We need to remember that in our gospel story Jesus is speaking to a people who are currently oppressed and know what it feels like to be hated, dismissed, ignored, and disrespected. They are the “them” in their culture and they’d already had a long history of being the targets of oppression and genocide. To survive, they separated themselves, marking their separation with circumcision and ritual practice.
It is in this context that Jesus is preaching a new way of being in the world. Jesus is calling them (and us) to reconciliation rather than separation – even when separation has worked to ensure our survival.
Jesus new way of love calls us to trust God for all we need, including our survival. This is kind of love is that was demonstrated by Joseph in our reading from Genesis and it’s what the Psalmist is calling us to – a love that isn’t distracted by what seems like the success of those who don’t love, causing us to abandon our way of love; a love that cooperates with God who desires reconciliation and relationship.
This is also the underlying message in the portion of St. Paul’s letter we read today: we, the created, exist on earth as in heaven since we have been raised with Christ by our Baptism. Therefore, we must love as Jesus loves.
Truly, none of us can do this easily or successfully all of the time. But we know when we aren’t there, don’t we?
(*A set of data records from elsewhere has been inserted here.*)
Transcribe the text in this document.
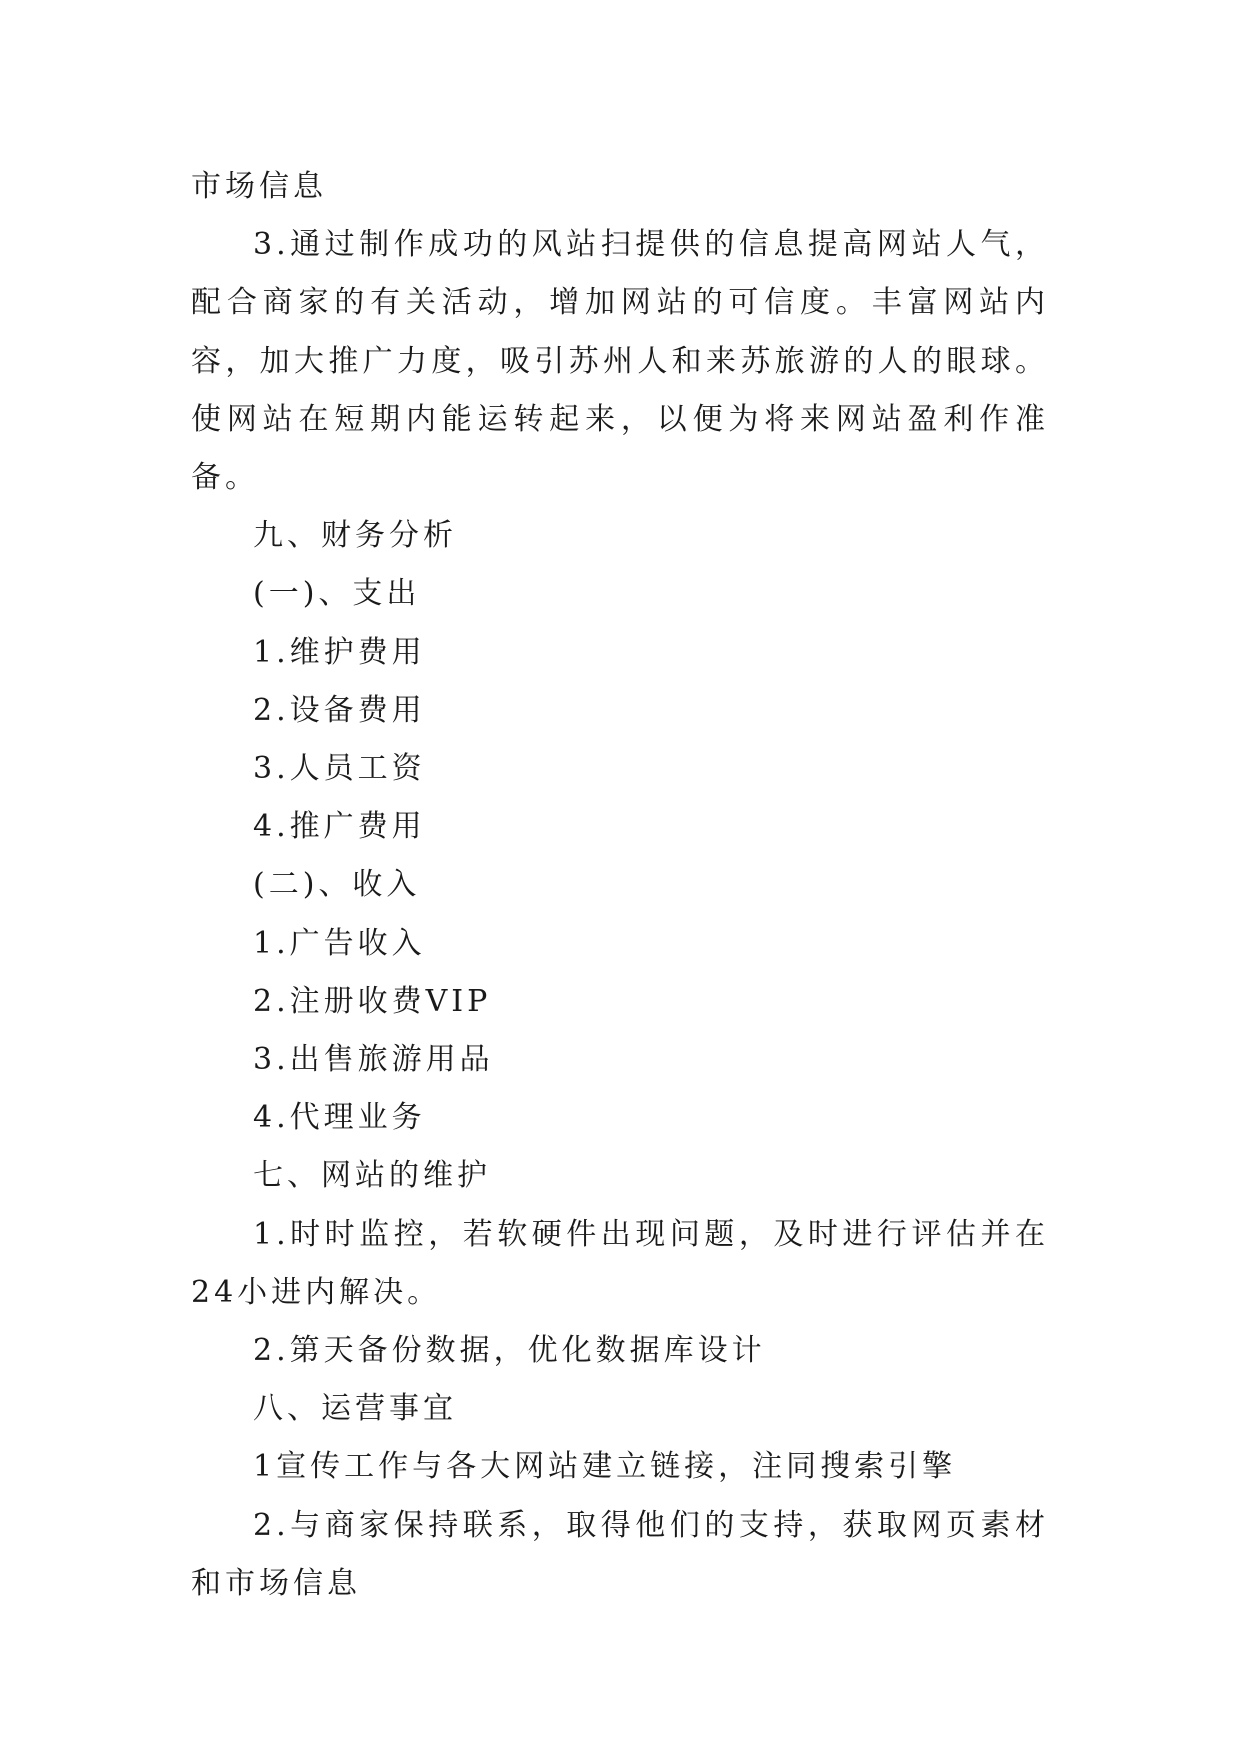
市场信息

3.通过制作成功的风站扫提供的信息提高网站人气，配合商家的有关活动，增加网站的可信度。丰富网站内容，加大推广力度，吸引苏州人和来苏旅游的人的眼球。使网站在短期内能运转起来，以便为将来网站盈利作准备。

九、财务分析

(一)、支出

1.维护费用

2.设备费用

3.人员工资

4.推广费用

(二)、收入

1.广告收入

2.注册收费VIP

3.出售旅游用品

4.代理业务

七、网站的维护

1.时时监控，若软硬件出现问题，及时进行评估并在24小进内解决。

2.第天备份数据，优化数据库设计

八、运营事宜

1宣传工作与各大网站建立链接，注同搜索引擎

2.与商家保持联系，取得他们的支持，获取网页素材和市场信息
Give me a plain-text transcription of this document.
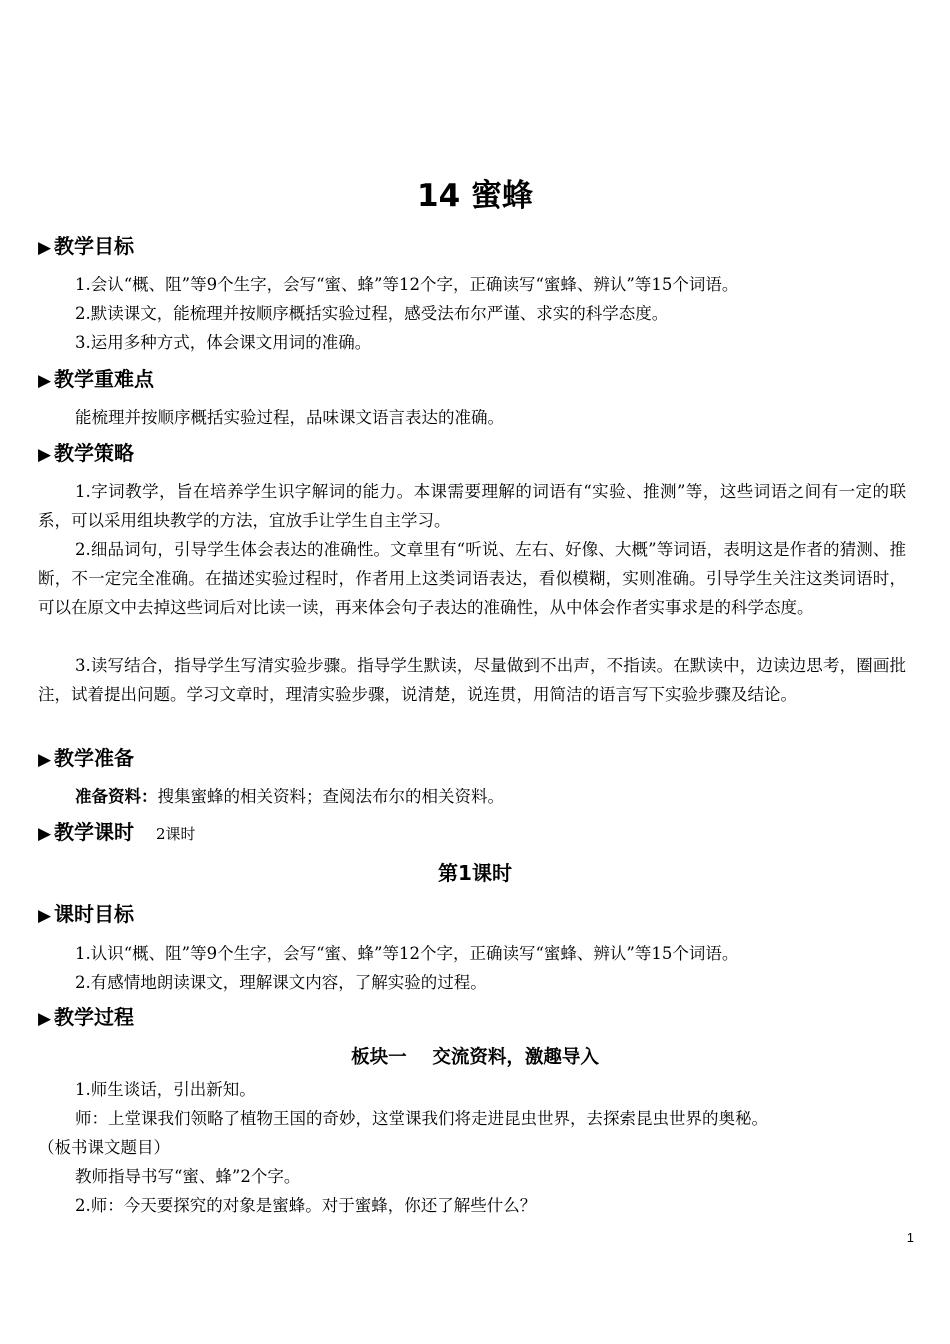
14 蜜蜂
▶ 教学目标
1.会认“概、阻”等9个生字，会写“蜜、蜂”等12个字，正确读写“蜜蜂、辨认”等15个词语。
2.默读课文，能梳理并按顺序概括实验过程，感受法布尔严谨、求实的科学态度。
3.运用多种方式，体会课文用词的准确。
▶ 教学重难点
能梳理并按顺序概括实验过程，品味课文语言表达的准确。
▶ 教学策略
1.字词教学，旨在培养学生识字解词的能力。本课需要理解的词语有“实验、推测”等，这些词语之间有一定的联系，可以采用组块教学的方法，宜放手让学生自主学习。
2.细品词句，引导学生体会表达的准确性。文章里有“听说、左右、好像、大概”等词语，表明这是作者的猜测、推断，不一定完全准确。在描述实验过程时，作者用上这类词语表达，看似模糊，实则准确。引导学生关注这类词语时，可以在原文中去掉这些词后对比读一读，再来体会句子表达的准确性，从中体会作者实事求是的科学态度。
3.读写结合，指导学生写清实验步骤。指导学生默读，尽量做到不出声，不指读。在默读中，边读边思考，圈画批注，试着提出问题。学习文章时，理清实验步骤，说清楚，说连贯，用简洁的语言写下实验步骤及结论。
▶ 教学准备
准备资料：搜集蜜蜂的相关资料；查阅法布尔的相关资料。
▶ 教学课时 2课时
第1课时
▶ 课时目标
1.认识“概、阻”等9个生字，会写“蜜、蜂”等12个字，正确读写“蜜蜂、辨认”等15个词语。
2.有感情地朗读课文，理解课文内容，了解实验的过程。
▶ 教学过程
板块一    交流资料，激趣导入
1.师生谈话，引出新知。
师：上堂课我们领略了植物王国的奇妙，这堂课我们将走进昆虫世界，去探索昆虫世界的奥秘。
（板书课文题目）
教师指导书写“蜜、蜂”2个字。
2.师：今天要探究的对象是蜜蜂。对于蜜蜂，你还了解些什么？
1
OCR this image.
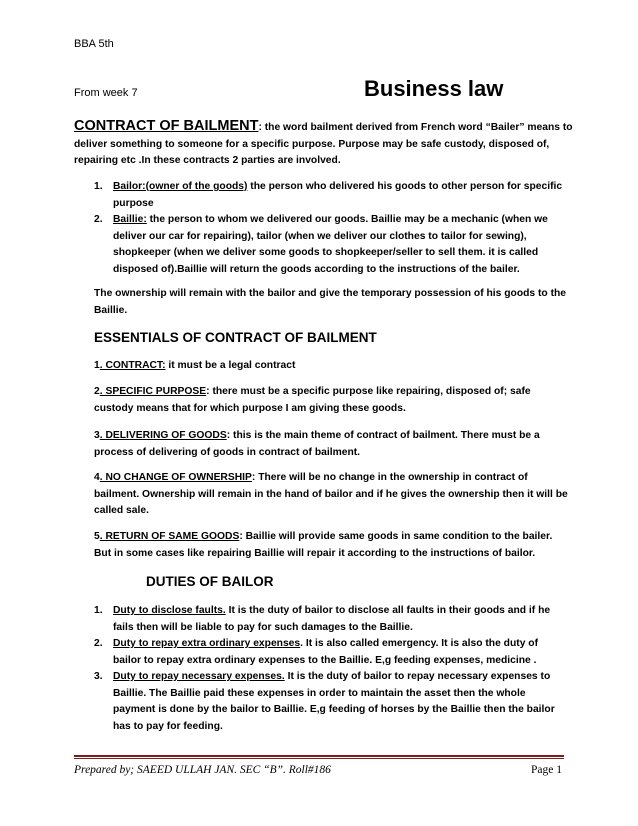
BBA 5th
From week 7	Business law
CONTRACT OF BAILMENT: the word bailment derived from French word “Bailer” means to deliver something to someone for a specific purpose. Purpose may be safe custody, disposed of, repairing etc .In these contracts 2 parties are involved.
1. Bailor:(owner of the goods) the person who delivered his goods to other person for specific purpose
2. Baillie: the person to whom we delivered our goods. Baillie may be a mechanic (when we deliver our car for repairing), tailor (when we deliver our clothes to tailor for sewing), shopkeeper (when we deliver some goods to shopkeeper/seller to sell them. it is called disposed of).Baillie will return the goods according to the instructions of the bailer.
The ownership will remain with the bailor and give the temporary possession of his goods to the Baillie.
ESSENTIALS OF CONTRACT OF BAILMENT
1. CONTRACT: it must be a legal contract
2. SPECIFIC PURPOSE: there must be a specific purpose like repairing, disposed of; safe custody means that for which purpose I am giving these goods.
3. DELIVERING OF GOODS: this is the main theme of contract of bailment. There must be a process of delivering of goods in contract of bailment.
4. NO CHANGE OF OWNERSHIP: There will be no change in the ownership in contract of bailment. Ownership will remain in the hand of bailor and if he gives the ownership then it will be called sale.
5. RETURN OF SAME GOODS: Baillie will provide same goods in same condition to the bailer. But in some cases like repairing Baillie will repair it according to the instructions of bailor.
DUTIES OF BAILOR
1. Duty to disclose faults. It is the duty of bailor to disclose all faults in their goods and if he fails then will be liable to pay for such damages to the Baillie.
2. Duty to repay extra ordinary expenses. It is also called emergency. It is also the duty of bailor to repay extra ordinary expenses to the Baillie. E,g feeding expenses, medicine .
3. Duty to repay necessary expenses. It is the duty of bailor to repay necessary expenses to Baillie. The Baillie paid these expenses in order to maintain the asset then the whole payment is done by the bailor to Baillie. E,g feeding of horses by the Baillie then the bailor has to pay for feeding.
Prepared by; SAEED ULLAH JAN. SEC “B”. Roll#186	Page 1
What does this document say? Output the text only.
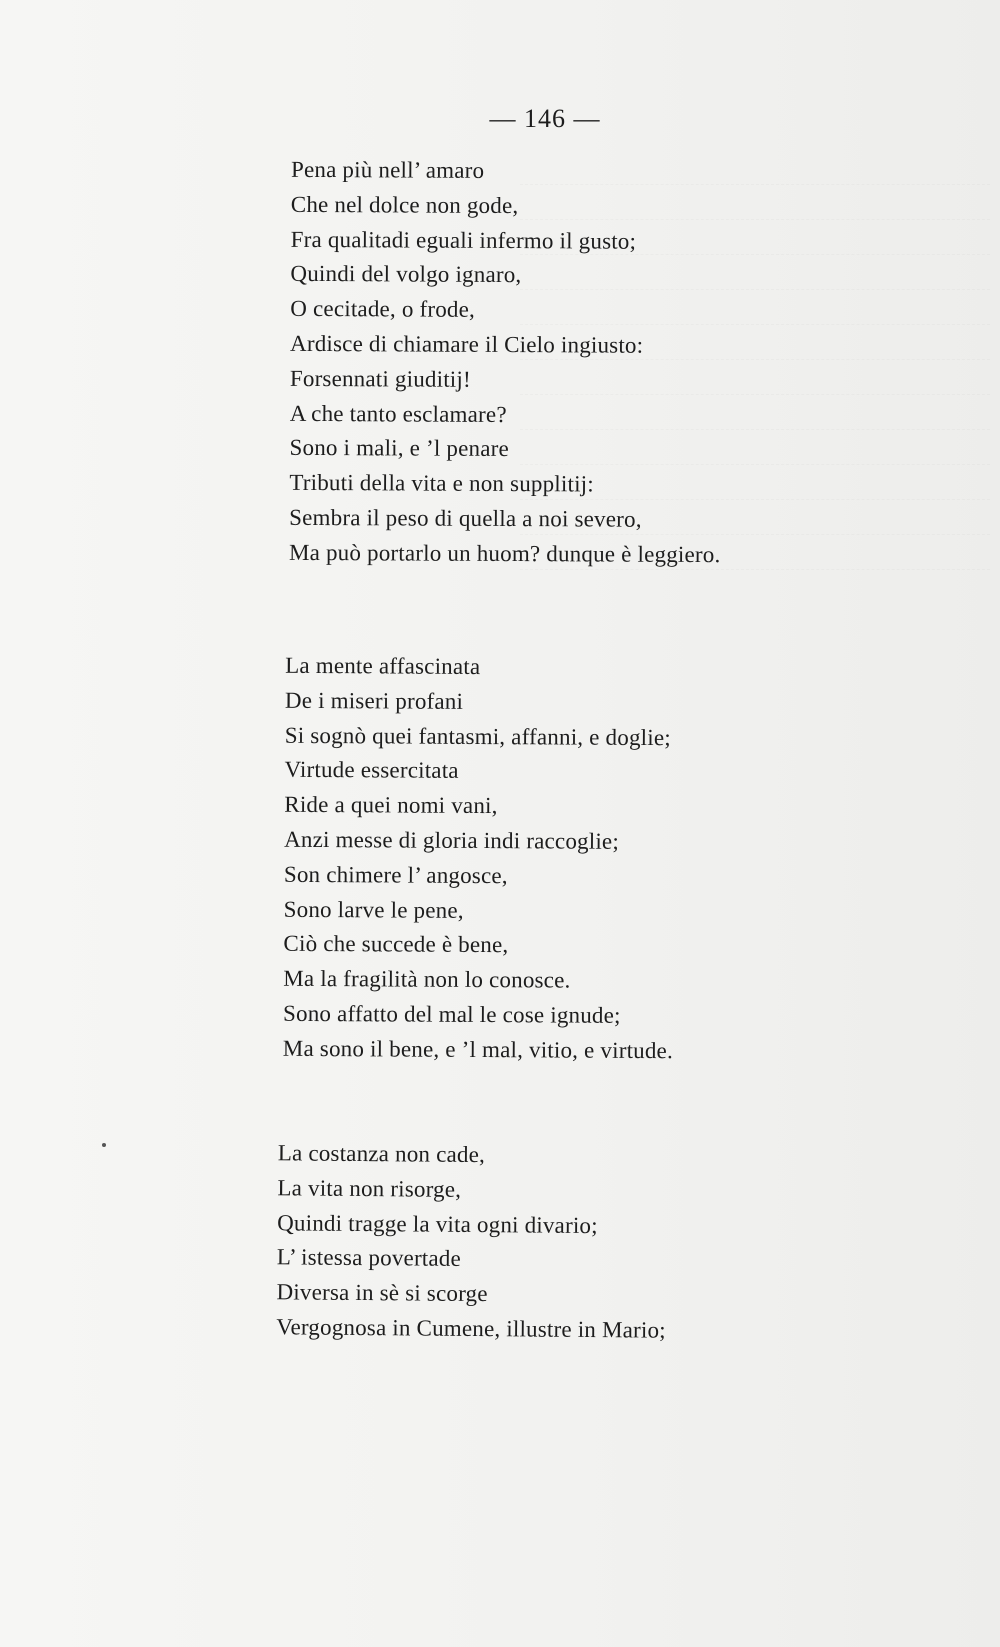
— 146 —
Pena più nell’ amaro
Che nel dolce non gode,
Fra qualitadi eguali infermo il gusto;
Quindi del volgo ignaro,
O cecitade, o frode,
Ardisce di chiamare il Cielo ingiusto:
Forsennati giuditij!
A che tanto esclamare?
Sono i mali, e ’l penare
Tributi della vita e non supplitij:
Sembra il peso di quella a noi severo,
Ma può portarlo un huom? dunque è leggiero.
La mente affascinata
De i miseri profani
Si sognò quei fantasmi, affanni, e doglie;
Virtude essercitata
Ride a quei nomi vani,
Anzi messe di gloria indi raccoglie;
Son chimere l’ angosce,
Sono larve le pene,
Ciò che succede è bene,
Ma la fragilità non lo conosce.
Sono affatto del mal le cose ignude;
Ma sono il bene, e ’l mal, vitio, e virtude.
La costanza non cade,
La vita non risorge,
Quindi tragge la vita ogni divario;
L’ istessa povertade
Diversa in sè si scorge
Vergognosa in Cumene, illustre in Mario;
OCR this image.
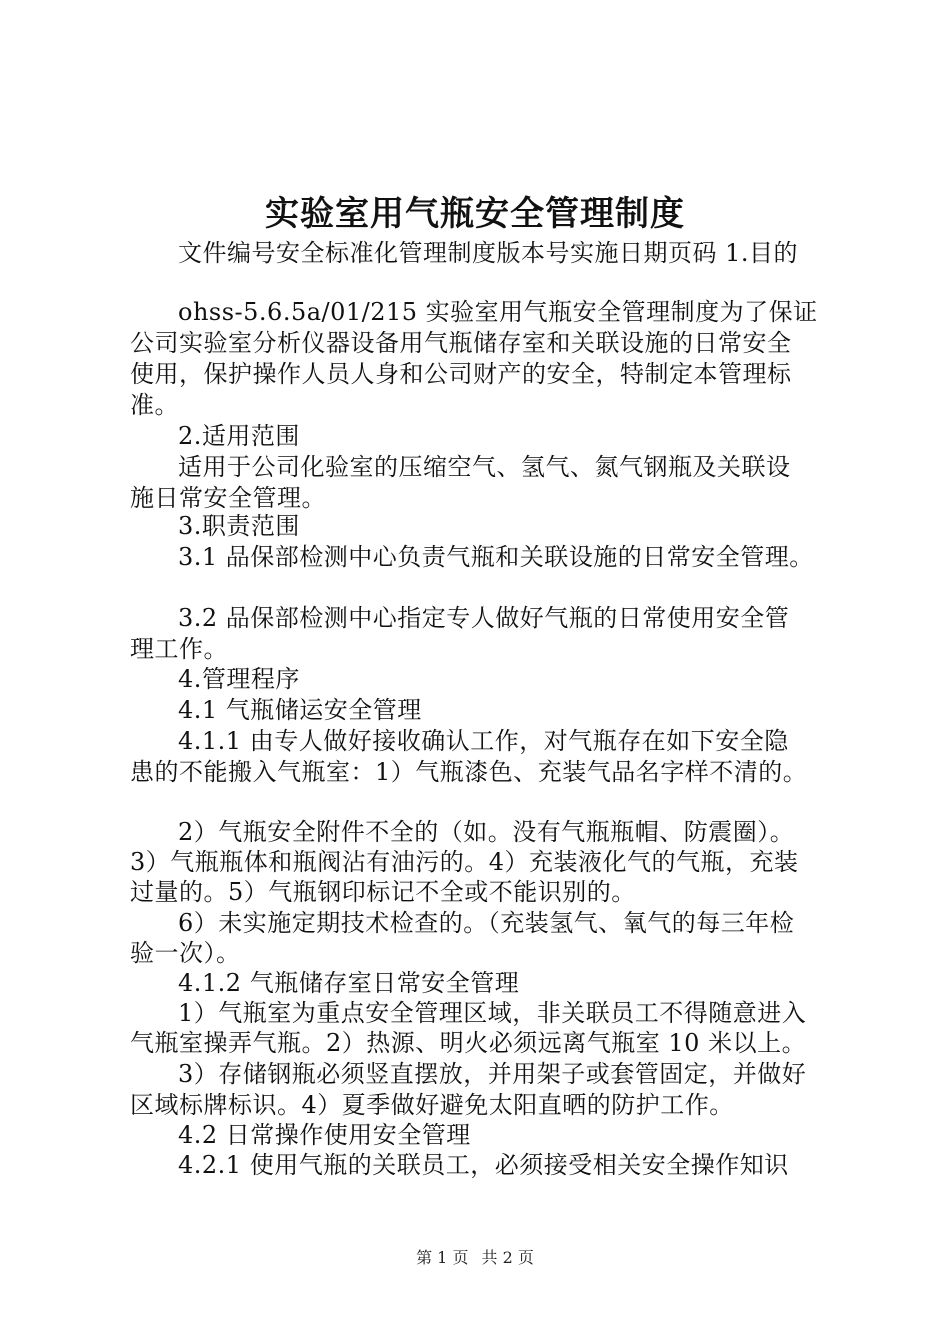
实验室用气瓶安全管理制度
文件编号安全标准化管理制度版本号实施日期页码 1.目的
ohss-5.6.5a/01/215 实验室用气瓶安全管理制度为了保证
公司实验室分析仪器设备用气瓶储存室和关联设施的日常安全
使用，保护操作人员人身和公司财产的安全，特制定本管理标
准。
2.适用范围
适用于公司化验室的压缩空气、氢气、氮气钢瓶及关联设
施日常安全管理。
3.职责范围
3.1 品保部检测中心负责气瓶和关联设施的日常安全管理。
3.2 品保部检测中心指定专人做好气瓶的日常使用安全管
理工作。
4.管理程序
4.1 气瓶储运安全管理
4.1.1 由专人做好接收确认工作，对气瓶存在如下安全隐
患的不能搬入气瓶室：1）气瓶漆色、充装气品名字样不清的。
2）气瓶安全附件不全的（如。没有气瓶瓶帽、防震圈）。
3）气瓶瓶体和瓶阀沾有油污的。4）充装液化气的气瓶，充装
过量的。5）气瓶钢印标记不全或不能识别的。
6）未实施定期技术检查的。（充装氢气、氧气的每三年检
验一次）。
4.1.2 气瓶储存室日常安全管理
1）气瓶室为重点安全管理区域，非关联员工不得随意进入
气瓶室操弄气瓶。2）热源、明火必须远离气瓶室 10 米以上。
3）存储钢瓶必须竖直摆放，并用架子或套管固定，并做好
区域标牌标识。4）夏季做好避免太阳直晒的防护工作。
4.2 日常操作使用安全管理
4.2.1 使用气瓶的关联员工，必须接受相关安全操作知识
第 1 页 共 2 页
We know when disdain or indifference or hate infect our hearts.
So what do we do? We pray, drawing closer to God, then watch as God’s redeeming, reconciling love happens. Our prayer opens the pathway and is an important way we cooperate with God in the work of reconciliation.
When we pray God’s lavish blessings all over those we’d rather not love, that prayer changes us, enabling us to open and receive God’s greatest gift into our hearts. This allows us to draw nearer to them rather than move away and has the added benefit of drawing us nearer to God.
When we separate ourselves from anyone or any group it’s easy to forget that God’s spirit dwells in them as much as it does in us. It’s easy to not pay attention, to disregard or disrespect them – the make them, “them.”
Note: SAFETY TIP about turning the other cheek. This assumes privilege. It is not an invitation to let people abuse you.
In one sense, all of us who follow Christ are privileged in that we know we are loved, and from that eternal well of love there is endless refreshment. We are the carriers, the cupbearers, of that refreshing, redeeming, reconciling love into the world.
I mentioned once that whenever we are called upon by heaven to bear the love of God into the world, God always sends these words ahead of it to us: “fear not.” This is one of those times because being this kind of love means trusting our very survival to God.
So fear not, Julian of Norwich says, because “In [God’s] love [God} clothes us, enfolds us and embraces us; that tender love completely surrounds us, never to leave us.” (Feast of Anglican Spirituality, 137) Amen.